Oberholsters attacked again at their home

Posted 05 September 2014 Written by Ciaran Ryan
Category Crime

Deon Oberholster - whose wife is fighting her sequestration in the Constitutional Court - was attacked at his home on Wednesday evening by a thug who warned them against pursuing an interdict application to stop the liquidators from coming near their property.

Deon Oberholster was assaulted with a blunt weapon at his house at 10:30pm on Wednesday when he answered the door, thinking it was one of his tenants.

He was confronted by a “thick-set man with a stubble face” who said he had a message for Deon’s wife, Yvonne: “Tell her if she continues with the interdict, I will come back and break her legs.”

The thug then swung what looked like a baton at Deon’s head, and a scuffle ensued. Deon fell to the ground, injuring his hip and ankle. This alerted the family dogs, who chased the man down the drive. The Oberholsters called armed response and the police and opened a criminal case. The police have a good description of the man, who is now wanted for questioning.

This follows an invasion of her home in July by eight men, including the sheriff of Somerset West and several agents of KPMG Services. She was ill and in bed when the men burst into her room to take inventory of her assets, and search her cupboards and drawers.

Yvonne Oberholster believes the attack is related to her ongoing fight against her liquidation by Absa Bank and her sequestration at a time when she was under debt review. This is now illegal in terms of the revised National Credit Act, but was hitherto a grey area exploited by liquidators. Prior to the amendment to the NCA, anyone placing themselves under debt review was theoretically committing an act of insolvency by declaring that they could not pay their bills.

Last month she filed a case with the Constitutional Court in Johannesburg to have sequestration while under debt review declared unconstitutional. Acts Online first reported her story here

She has also applied to the Cape High Court for an interdict to prevent the liquidator Jurgen Steenkamp of KPMG Services coming within 100 metres of her, and to prevent the Sheriff and an auctioneer from entering her property. This is also virgin territory for liquidators, since they are not accustomed to have interdicts issued against them when trying to attach the assets of those declared insolvent.

Her interdict application is being opposed by KPMG Services, whose counsel claimed in the Cape High Court on Thursday that their client had not been properly notified of the application. Yvonne then produced a notice with the KPMG stamp. “I think these guys they send to court to argue their case are clueless,” she says. “I mean, the opposing counsel whisked past me in his black robe and gave me a filthy look. He tried to convince the judge that I was a deceitful, conniving woman who tried to sneak this interdict application past them, until I produced evidence to the contrary. The judge looked at my evidence and said ‘Well, here is the KPMG stamp’.”

The Cape High Court hearing coincided with the second creditors meeting relating to the liquidation of her company. She was subsequently told that there was a warrant of arrest out for her for her non-attendance at this meeting.

“These people seem to think I am hiding R1 million, which I am not. You should see my car, it is barely holding together.”

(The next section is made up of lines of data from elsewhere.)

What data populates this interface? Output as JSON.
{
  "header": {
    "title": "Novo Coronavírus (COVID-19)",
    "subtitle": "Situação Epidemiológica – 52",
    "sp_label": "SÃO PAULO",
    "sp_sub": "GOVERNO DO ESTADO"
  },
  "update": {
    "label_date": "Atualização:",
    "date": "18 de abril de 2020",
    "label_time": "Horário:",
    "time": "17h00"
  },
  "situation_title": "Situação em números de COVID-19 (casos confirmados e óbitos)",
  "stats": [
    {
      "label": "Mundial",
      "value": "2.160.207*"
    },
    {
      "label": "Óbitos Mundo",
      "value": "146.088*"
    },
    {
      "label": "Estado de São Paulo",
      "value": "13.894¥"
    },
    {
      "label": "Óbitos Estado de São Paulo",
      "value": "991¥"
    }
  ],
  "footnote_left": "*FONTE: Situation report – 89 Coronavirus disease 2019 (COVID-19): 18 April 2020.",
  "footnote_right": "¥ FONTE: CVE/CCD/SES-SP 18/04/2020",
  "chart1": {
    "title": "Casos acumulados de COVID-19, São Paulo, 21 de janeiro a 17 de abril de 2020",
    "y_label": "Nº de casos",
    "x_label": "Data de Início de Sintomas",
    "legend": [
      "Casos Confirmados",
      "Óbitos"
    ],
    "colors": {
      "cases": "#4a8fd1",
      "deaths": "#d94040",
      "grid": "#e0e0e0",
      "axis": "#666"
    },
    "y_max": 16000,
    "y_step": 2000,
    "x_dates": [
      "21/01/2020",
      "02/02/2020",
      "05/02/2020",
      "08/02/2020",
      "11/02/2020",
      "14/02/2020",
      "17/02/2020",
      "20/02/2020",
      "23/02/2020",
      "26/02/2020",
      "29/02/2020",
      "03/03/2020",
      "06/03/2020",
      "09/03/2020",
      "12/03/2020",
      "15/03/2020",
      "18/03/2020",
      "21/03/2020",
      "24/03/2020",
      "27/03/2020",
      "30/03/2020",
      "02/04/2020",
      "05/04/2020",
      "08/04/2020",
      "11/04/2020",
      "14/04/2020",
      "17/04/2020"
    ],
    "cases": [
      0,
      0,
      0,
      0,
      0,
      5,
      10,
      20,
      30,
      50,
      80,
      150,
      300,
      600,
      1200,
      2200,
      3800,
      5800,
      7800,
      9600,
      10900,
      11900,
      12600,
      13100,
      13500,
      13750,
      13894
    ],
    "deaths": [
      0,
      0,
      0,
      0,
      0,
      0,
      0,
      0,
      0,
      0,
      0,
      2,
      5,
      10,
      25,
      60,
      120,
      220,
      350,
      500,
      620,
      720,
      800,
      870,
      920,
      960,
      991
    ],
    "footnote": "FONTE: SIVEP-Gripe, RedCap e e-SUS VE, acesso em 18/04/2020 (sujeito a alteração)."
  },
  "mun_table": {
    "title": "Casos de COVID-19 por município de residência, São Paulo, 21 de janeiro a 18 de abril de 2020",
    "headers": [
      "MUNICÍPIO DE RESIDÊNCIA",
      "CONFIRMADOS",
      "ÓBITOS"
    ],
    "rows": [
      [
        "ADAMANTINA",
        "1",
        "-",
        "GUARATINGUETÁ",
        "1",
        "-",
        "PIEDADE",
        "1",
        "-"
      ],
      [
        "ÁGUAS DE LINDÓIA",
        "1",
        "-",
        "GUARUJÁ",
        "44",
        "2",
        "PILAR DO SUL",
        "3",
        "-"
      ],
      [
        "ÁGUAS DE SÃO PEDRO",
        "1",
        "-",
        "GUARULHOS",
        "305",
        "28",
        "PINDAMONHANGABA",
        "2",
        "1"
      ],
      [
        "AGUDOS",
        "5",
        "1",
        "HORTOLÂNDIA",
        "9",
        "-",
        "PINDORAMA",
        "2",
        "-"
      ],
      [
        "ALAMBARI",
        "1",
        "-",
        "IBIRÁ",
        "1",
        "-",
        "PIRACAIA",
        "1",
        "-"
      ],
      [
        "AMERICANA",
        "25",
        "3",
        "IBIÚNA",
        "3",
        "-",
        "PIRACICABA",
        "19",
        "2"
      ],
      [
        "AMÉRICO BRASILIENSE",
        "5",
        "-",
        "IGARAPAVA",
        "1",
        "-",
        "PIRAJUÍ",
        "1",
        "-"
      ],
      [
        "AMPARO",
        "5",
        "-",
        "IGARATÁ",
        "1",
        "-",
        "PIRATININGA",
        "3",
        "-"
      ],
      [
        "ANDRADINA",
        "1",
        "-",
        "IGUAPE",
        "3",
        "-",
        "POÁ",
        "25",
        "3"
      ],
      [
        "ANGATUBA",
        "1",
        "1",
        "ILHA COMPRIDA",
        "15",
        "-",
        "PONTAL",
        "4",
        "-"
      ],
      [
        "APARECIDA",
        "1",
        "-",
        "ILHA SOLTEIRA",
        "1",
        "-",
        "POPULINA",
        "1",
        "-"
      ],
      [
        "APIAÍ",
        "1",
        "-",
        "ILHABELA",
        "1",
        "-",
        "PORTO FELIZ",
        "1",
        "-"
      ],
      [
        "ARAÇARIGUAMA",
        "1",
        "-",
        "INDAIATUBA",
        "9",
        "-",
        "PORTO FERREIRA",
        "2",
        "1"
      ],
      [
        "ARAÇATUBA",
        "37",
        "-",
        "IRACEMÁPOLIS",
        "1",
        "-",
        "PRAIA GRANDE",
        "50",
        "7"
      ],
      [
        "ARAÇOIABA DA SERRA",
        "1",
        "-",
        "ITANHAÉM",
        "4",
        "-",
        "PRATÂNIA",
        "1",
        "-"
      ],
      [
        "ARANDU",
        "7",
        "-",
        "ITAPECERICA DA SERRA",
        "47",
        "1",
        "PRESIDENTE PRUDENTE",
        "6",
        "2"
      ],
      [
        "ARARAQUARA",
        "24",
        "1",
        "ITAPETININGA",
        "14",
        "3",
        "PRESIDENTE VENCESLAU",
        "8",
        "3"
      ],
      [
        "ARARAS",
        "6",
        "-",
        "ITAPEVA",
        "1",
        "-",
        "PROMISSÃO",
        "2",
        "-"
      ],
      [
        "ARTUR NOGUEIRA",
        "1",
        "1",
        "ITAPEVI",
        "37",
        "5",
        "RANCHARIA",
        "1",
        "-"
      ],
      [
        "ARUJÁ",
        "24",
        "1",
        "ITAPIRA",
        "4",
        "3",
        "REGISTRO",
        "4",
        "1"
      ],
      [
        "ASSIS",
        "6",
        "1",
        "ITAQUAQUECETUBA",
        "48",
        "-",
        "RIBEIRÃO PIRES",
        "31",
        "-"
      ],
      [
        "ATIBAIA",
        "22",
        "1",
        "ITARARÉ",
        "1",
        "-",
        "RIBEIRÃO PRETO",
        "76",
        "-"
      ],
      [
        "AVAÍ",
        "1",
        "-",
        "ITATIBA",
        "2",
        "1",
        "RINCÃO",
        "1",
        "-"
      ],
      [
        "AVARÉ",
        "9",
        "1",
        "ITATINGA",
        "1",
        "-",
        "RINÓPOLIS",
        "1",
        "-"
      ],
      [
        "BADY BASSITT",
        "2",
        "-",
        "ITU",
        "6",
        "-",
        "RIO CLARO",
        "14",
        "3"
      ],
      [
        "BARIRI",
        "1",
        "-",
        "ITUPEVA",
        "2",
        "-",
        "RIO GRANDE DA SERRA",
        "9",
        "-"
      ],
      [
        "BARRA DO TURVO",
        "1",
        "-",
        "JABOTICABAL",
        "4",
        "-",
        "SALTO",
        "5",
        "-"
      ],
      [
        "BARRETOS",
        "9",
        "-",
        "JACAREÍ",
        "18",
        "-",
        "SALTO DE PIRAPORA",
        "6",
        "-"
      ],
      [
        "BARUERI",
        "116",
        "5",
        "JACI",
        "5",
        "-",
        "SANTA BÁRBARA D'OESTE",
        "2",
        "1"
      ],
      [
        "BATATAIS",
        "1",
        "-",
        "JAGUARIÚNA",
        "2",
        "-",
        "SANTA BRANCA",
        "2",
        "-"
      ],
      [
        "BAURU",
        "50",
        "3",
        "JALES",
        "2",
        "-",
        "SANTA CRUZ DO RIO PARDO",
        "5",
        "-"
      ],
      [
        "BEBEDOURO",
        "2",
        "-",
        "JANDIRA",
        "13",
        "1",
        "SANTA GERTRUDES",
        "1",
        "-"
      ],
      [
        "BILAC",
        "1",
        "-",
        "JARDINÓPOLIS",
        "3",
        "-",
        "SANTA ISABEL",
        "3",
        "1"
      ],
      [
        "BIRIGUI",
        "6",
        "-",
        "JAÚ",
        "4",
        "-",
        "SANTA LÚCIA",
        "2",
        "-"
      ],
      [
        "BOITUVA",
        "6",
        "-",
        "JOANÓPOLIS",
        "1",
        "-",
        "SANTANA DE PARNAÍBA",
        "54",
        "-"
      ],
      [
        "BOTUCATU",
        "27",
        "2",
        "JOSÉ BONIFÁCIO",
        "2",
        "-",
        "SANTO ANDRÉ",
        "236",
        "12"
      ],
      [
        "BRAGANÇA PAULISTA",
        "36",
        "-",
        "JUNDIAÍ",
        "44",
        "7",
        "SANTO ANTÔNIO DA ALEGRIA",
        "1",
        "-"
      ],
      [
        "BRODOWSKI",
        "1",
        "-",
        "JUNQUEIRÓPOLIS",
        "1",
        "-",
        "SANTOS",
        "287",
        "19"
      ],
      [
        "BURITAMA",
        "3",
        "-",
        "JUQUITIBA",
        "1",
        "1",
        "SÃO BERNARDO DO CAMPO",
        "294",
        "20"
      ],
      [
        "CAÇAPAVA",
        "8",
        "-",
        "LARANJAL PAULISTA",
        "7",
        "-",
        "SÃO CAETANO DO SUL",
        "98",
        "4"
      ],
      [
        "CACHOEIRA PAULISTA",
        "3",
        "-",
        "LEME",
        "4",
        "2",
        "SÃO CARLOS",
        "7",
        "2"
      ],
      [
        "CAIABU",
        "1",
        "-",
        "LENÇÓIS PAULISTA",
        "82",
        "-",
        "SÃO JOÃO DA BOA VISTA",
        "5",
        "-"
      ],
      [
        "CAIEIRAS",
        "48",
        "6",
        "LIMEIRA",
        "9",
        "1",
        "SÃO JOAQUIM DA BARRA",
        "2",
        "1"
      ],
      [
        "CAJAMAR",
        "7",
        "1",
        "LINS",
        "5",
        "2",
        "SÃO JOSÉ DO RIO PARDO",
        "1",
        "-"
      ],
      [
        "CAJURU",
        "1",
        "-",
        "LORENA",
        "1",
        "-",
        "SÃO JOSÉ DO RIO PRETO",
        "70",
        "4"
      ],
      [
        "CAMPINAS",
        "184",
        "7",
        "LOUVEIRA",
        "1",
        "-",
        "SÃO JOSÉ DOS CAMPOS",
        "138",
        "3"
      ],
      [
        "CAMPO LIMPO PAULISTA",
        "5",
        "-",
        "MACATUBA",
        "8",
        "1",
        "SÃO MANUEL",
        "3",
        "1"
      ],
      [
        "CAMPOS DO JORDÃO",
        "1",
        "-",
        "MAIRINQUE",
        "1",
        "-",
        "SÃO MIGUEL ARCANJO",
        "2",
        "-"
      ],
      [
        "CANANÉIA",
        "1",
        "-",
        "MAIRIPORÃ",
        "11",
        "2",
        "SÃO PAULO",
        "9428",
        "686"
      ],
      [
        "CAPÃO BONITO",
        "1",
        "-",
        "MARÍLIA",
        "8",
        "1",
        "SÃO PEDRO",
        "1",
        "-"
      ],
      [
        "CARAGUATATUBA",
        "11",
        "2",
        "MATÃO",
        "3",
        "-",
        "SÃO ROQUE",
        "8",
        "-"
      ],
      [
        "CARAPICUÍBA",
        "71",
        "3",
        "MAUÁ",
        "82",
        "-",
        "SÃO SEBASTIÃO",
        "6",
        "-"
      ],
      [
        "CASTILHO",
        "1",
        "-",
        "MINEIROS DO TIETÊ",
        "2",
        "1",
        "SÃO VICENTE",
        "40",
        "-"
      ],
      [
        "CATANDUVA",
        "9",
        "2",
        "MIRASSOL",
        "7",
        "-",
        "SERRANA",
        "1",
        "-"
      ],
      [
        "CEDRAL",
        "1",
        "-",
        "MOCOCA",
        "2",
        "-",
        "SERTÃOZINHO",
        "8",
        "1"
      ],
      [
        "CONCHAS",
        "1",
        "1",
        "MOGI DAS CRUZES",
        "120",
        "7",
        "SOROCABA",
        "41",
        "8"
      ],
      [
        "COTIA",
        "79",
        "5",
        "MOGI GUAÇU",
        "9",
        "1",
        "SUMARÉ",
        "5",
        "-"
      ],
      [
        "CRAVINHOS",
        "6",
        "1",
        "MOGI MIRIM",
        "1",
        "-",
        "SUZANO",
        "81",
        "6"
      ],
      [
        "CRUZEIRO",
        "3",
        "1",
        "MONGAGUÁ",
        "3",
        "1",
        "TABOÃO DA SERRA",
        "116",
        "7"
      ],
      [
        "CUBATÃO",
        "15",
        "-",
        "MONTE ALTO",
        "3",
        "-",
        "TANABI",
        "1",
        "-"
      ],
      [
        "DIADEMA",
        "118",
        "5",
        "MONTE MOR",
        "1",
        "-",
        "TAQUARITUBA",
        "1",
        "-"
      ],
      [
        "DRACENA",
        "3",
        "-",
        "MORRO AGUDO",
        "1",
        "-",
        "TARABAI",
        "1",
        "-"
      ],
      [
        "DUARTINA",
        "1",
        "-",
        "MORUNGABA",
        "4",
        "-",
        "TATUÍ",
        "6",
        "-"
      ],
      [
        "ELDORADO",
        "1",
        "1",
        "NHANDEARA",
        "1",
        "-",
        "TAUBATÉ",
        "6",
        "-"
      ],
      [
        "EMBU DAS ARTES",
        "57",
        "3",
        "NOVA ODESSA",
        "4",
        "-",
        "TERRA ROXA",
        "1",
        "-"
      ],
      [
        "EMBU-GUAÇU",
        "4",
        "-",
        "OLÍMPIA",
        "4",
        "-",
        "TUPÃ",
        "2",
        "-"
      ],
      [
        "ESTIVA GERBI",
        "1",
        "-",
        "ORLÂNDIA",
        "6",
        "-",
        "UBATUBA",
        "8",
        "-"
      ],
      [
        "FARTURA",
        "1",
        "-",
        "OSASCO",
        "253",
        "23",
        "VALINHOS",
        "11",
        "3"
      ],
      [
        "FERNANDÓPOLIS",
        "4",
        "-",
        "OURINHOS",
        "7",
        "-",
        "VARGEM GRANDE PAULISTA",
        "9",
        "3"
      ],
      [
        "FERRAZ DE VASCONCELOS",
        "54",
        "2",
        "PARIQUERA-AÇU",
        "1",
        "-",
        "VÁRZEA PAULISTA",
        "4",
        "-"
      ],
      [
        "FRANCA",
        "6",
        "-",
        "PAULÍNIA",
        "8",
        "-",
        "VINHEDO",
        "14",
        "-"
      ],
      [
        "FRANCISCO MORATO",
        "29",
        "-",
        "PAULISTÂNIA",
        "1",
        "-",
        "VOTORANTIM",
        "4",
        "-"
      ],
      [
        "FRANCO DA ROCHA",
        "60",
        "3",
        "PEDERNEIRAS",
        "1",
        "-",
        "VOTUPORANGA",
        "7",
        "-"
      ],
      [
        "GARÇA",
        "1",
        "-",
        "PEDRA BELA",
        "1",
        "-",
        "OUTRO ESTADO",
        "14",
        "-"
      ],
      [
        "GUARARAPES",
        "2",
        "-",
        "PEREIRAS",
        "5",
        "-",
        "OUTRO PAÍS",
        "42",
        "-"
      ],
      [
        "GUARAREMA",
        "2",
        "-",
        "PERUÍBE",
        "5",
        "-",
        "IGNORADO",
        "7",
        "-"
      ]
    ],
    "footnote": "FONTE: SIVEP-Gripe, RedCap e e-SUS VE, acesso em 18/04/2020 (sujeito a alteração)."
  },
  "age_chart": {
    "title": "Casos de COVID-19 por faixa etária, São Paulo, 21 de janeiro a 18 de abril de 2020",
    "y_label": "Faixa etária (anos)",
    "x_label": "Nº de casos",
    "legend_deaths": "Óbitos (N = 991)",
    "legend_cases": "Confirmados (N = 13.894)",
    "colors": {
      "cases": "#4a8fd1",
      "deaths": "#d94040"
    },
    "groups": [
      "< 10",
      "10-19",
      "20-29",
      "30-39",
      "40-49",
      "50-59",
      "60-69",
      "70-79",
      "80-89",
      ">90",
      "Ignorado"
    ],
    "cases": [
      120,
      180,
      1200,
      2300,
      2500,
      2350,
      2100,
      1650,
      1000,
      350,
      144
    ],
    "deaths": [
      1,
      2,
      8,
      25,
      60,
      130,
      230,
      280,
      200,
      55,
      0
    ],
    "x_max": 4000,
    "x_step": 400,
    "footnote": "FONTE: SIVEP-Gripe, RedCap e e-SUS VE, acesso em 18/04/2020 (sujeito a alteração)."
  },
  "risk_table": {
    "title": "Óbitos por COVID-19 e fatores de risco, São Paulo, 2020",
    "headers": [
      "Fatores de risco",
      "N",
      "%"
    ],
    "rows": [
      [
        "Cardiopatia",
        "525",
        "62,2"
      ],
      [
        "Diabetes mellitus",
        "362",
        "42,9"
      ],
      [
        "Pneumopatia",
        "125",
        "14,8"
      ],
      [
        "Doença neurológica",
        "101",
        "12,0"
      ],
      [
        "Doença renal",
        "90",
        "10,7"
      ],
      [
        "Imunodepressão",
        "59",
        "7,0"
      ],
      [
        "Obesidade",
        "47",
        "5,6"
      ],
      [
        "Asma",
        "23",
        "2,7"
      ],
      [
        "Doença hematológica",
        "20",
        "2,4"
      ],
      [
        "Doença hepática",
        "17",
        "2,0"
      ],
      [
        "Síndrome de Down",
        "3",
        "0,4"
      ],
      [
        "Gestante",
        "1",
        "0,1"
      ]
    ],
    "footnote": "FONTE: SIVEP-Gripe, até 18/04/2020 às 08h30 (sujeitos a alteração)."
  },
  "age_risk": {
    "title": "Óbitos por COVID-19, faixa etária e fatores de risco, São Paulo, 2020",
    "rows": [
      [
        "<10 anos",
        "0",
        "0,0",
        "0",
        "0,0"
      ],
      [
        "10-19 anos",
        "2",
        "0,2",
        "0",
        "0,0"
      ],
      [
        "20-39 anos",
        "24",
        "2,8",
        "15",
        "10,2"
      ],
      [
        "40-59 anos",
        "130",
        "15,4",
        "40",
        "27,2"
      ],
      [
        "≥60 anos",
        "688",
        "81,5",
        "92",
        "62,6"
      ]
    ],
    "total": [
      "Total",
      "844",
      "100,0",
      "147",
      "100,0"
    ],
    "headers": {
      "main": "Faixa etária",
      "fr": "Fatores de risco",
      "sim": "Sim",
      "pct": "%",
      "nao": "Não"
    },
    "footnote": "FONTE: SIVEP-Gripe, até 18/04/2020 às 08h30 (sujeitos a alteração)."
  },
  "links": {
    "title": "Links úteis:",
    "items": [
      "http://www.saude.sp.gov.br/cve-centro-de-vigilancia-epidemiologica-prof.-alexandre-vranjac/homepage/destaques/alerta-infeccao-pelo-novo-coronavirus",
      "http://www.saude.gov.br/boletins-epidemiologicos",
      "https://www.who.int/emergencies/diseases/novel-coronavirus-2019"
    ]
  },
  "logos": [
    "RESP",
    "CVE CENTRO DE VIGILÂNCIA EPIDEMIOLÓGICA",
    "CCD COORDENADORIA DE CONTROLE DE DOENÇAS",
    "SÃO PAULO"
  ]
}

Yvonne Oberholster has consistently maintained that she is neither commercially nor factually insolvent, and that her sequestration was unlawful. Meanwhile, the liquidators have been contacting her customers and trying  to convince them not to deal with Yvonne Oberholster as her company is insolvent. This she says has damaged her business and her reputation.

Several legal counsel have attempted to dissuade her from pursuing both the interdict and the Constitutional Court case. “I am shocked at what I have found in the legal community. They are terrified of going up against the banks because this is the main source of revenue for insolvency lawyers."

“Nobody wants to challenge the Insolvency Act – so I had to do it myself.”

Yvonne's application for an interdict to stop the liquidators, sheriff and auctioneer from coming near her, her property or her customers, is virgin territory for the South African legal system. Should she win this interdict, others in a similar position would be able to rely on this as a precedent.